Alternatives to hard components hold potential for applications from surgery to space exploration

Soft, squishy, squeezable. These aren’t words usually associated with robots. Nevertheless, soft robotics is a growing field in which engineers are building bendable machines with applications that range from laparoscopic surgery and prosthetics to disaster relief and space exploration.

In January of 2019, Assistant Professor Ellen Mazumdar arrived in the Woodruff School of Mechanical Engineering with the intention of building a robotic actuator without using a single hard component or material – a feat that, to her knowledge, had never been done before. 

“We're really interested in trying to build fully soft robots,” said Mazumdar. “In many current systems, soft components are hooked up to hard pumps or electronics. We want to move towards robots with soft actuators, soft sensors, soft electronics, and soft energy storage.”

In Mazumdar’s Sensing Technologies Laboratory, she is working with Ph.D. student Noah Kohls to develop a biologically-inspired soft actuator that mimics the form and functionality of Xenia soft corals. The corals, and therefore the robot, look a bit like tiny hands turned towards the sky, contracting their tendrils in a grasping and pulsing motion.
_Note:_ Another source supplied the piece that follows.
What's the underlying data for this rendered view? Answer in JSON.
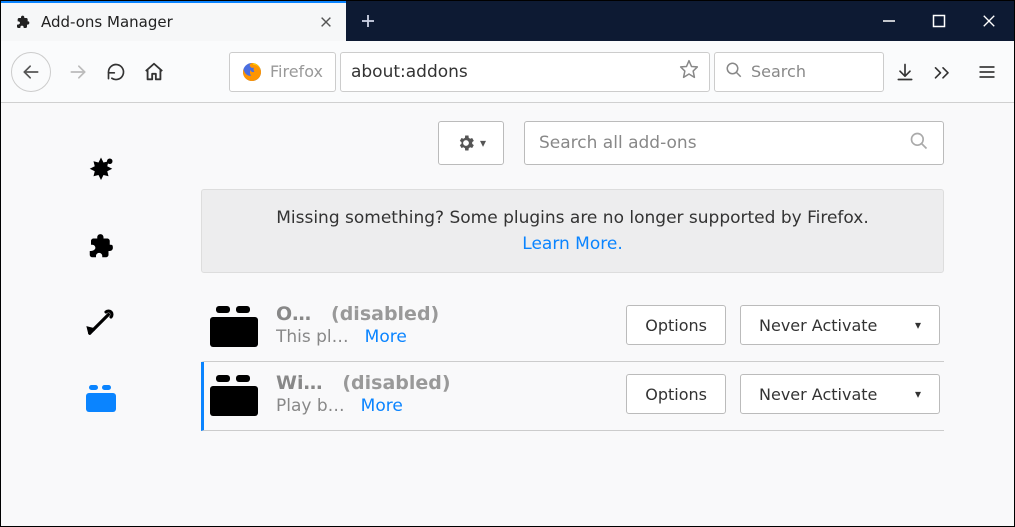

The robot is powered by an electromagnetic actuator. But having an architecture that is 100 percent soft means that the coils and magnets of the electromagnet must also be compliant, or flexible. The researchers used coils made of liquid metal in pliable tubing, and the magnets are composed of iron and silicone composites. The result is a tiny, squishy robot that flexes in response to electrical impulses. Kohls’ paper about the coral-inspired robot was recently accepted for publication at the 2020 International Conference on Robotics and Automation.

While this particular robot is an artful proof-of-concept of integrating robotics with biology, the field of soft robotics has powerful implications for the medical field. Flexible robots could be used to navigate catheters or endoscopes to the right places in the body, while minimizing stress and damage to tissue. Mazumdar has had several papers on the topic published by the Institute of Electrical and Electronics Engineers.

"Human tissues are soft and contain complex contours. Having actuators or linkages that are rigid can potentially cause damage to tissues during collisions.  Soft robotics are one way to solve this problem.”

“Medical robotics uses soft or flexible robotic actuators in order to ensure that the robot conforms to the patient’s tissues,” said Mazumdar. “Human tissues are soft and contain complex contours. Having actuators or linkages that are rigid can potentially cause damage to tissues during collisions.  Soft robotics are one way to solve this problem.”

The uses of soft robotics in the medical field are endless. Amputees could have prosthetics that are as soft and supple as skin. Stroke patients with mobility loss could have joint supports that restore their full range of motion.

Squishy robots have surprising applications in other places, too. A team at NASA is researching the use of soft robots to explore other planets because of their adaptability and flexibility. Such robots would also be perfect candidates for helping with disaster scenarios like earthquakes or fires, where they would be required to navigate small spaces.

“If you have a disaster scenario, and you need to go through a small hole and re-expand on the opposite side, soft robots can potentially be used,” said Mazumdar. “In the future, robotic components could be passed through small holes like a liquid and reformed on the other side into a shapes that allows them to start doing work.”

It’s easier said than done. While Mazumdar said she won’t be creating a self-healing Terminator anytime soon, the work she is doing to create soft robotic systems will help change the way robots interact with the human world.